Nothing more needs to be said about this economy, which is being plundered right royally. IMF has never helped any country to get back to saner economic management and out of catastrophe. The next negotiated IMF loan by this Rajapaksa regime would therefore not help the SL people. It may help this regime to hold on to a declining economy managed by wholly corrupt men in right places, in a fast collapsing law and order situation. The North and Tamil life is being finely meshed in, within military control. President’s own LLRCRecommendations are rubbished by a military report on war. But, the usual ploy in hoisting a demon in waiting at the Sinhala gate, this time “Halal” and the Muslims, would not work as the previous demon did. Legitimising a rogue organisation by giving them an audience at Temple Trees, would not also work that fast and that surreptitiously.
For a person with over 04 decades of popular politics in him, no expert is necessary to tell him, its now time to tighten the screws on every aspect of decent human living. The apex Courts thus came under the Rajapaksa regime with an impeachment in parliament ousting the 43rd Chief Justice (CJ) to install a much corroded personality as the 44th CJ. If, yes IF, the tide goes beyond that of a normal swell, the Rajapaksas are now all set to drive the last nail on a fast decaying democratic life. The elections, one to elect the next parliament is at stake and would stand threatened, with a CJ who would interpret the Constitution without any bias to the people.

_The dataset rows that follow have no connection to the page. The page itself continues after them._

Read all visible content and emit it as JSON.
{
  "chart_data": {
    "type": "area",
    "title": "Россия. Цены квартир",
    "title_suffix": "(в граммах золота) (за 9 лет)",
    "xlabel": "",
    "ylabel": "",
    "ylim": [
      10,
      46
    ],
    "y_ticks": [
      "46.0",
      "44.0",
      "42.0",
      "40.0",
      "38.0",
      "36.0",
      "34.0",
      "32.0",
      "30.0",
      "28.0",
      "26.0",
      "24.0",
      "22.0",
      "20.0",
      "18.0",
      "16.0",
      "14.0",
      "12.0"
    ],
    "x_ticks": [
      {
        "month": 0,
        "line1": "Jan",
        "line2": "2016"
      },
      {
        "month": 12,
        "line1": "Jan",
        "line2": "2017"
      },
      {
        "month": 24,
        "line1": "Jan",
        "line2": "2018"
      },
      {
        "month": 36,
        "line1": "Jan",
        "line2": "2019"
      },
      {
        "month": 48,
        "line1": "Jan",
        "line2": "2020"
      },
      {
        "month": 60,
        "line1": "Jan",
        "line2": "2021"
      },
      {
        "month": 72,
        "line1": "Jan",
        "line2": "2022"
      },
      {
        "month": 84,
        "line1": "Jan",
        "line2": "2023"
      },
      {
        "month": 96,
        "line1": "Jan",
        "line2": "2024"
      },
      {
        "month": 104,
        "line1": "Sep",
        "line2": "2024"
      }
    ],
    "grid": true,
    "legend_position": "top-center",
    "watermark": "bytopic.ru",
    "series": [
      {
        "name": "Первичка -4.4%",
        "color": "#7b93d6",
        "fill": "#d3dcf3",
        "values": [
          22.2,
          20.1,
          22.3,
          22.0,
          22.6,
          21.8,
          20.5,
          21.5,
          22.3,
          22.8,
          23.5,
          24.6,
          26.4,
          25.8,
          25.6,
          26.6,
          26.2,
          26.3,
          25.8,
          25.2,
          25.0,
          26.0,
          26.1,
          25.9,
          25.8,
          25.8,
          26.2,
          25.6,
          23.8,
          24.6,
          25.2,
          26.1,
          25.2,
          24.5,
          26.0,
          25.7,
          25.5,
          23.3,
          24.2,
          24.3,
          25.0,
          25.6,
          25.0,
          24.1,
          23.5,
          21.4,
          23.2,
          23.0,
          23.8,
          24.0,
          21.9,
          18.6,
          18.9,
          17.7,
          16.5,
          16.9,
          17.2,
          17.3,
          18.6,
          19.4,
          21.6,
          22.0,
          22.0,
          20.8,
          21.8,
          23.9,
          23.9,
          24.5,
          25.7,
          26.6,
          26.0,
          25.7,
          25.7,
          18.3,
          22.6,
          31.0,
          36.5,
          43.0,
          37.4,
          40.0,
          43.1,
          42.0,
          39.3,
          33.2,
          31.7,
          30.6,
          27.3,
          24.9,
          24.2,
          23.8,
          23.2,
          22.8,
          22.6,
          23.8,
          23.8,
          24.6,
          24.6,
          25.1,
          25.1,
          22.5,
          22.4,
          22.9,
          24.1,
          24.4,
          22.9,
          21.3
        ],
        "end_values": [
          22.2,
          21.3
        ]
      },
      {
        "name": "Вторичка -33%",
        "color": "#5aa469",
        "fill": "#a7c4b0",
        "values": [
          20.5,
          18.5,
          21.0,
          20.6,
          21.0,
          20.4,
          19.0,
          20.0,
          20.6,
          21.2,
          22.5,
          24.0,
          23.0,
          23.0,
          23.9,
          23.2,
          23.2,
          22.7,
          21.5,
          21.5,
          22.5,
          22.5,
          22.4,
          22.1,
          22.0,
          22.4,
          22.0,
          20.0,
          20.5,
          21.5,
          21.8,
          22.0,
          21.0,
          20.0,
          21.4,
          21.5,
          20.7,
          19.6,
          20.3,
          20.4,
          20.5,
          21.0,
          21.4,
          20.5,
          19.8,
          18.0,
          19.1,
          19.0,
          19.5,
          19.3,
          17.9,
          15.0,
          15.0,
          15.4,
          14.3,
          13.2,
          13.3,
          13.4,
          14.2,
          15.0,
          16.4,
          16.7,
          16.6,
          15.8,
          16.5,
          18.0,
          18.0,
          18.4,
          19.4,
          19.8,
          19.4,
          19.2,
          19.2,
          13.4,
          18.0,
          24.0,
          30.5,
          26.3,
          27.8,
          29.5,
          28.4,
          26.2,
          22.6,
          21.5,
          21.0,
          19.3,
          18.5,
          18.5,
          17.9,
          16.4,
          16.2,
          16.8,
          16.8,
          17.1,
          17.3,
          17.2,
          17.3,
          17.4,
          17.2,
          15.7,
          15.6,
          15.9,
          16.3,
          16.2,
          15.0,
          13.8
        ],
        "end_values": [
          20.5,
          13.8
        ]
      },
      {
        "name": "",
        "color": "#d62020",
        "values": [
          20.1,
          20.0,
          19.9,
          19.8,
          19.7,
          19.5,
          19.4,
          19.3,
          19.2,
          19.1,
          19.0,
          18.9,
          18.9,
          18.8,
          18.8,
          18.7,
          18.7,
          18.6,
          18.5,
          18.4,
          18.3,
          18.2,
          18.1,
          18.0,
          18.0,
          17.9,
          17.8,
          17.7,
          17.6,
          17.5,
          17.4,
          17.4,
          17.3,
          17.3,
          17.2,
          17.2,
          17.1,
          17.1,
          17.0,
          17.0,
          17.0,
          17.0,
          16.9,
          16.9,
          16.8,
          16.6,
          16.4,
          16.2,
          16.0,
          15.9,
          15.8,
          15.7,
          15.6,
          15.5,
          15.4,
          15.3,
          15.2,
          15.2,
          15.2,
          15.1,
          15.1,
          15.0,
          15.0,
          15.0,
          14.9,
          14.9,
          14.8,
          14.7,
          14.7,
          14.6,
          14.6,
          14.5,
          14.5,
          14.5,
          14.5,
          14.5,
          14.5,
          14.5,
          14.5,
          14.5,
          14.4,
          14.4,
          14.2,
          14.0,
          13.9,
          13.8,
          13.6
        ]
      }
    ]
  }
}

What and where could the answer be ? The alternative ? The two main players to date, those who have been working hard with the International Community (IC) and those in the Sinhala Opposition working hard to out do Rajapaksa as a Sinhala leader, would never help produce an alternative to Rajapaksa. The IC would not go beyond a carefully worded statement that could satisfy their own pressure groups and human rights lobbies. Next March and the UNHRC would once again extend its right to review SL, till the next UNHRC. May be with another resolution and their HR lobbies told, all’s under control. The Rajapaksas would tell their Sinhala constituency the same. All’s under control. IC is now well understood by President Rajapaksa as a spent cartridge. With the other player, none could outfox a scheming Sinhala leader holding onto power, from the Opposition that does not even have Sinhala trader backing. But, that said, lets not forget, with Rajapaksas working overtime to drive the final nail on the coffin of democratic and economic life in this country, that is what allows for an alternative to be debated within that brewing political crisis. Sixty five years after independence, that could be the Rajapaksa contribution, in getting out of a total mess.
Human societies just don’t give in. There is always a fight back, I believe, for the better.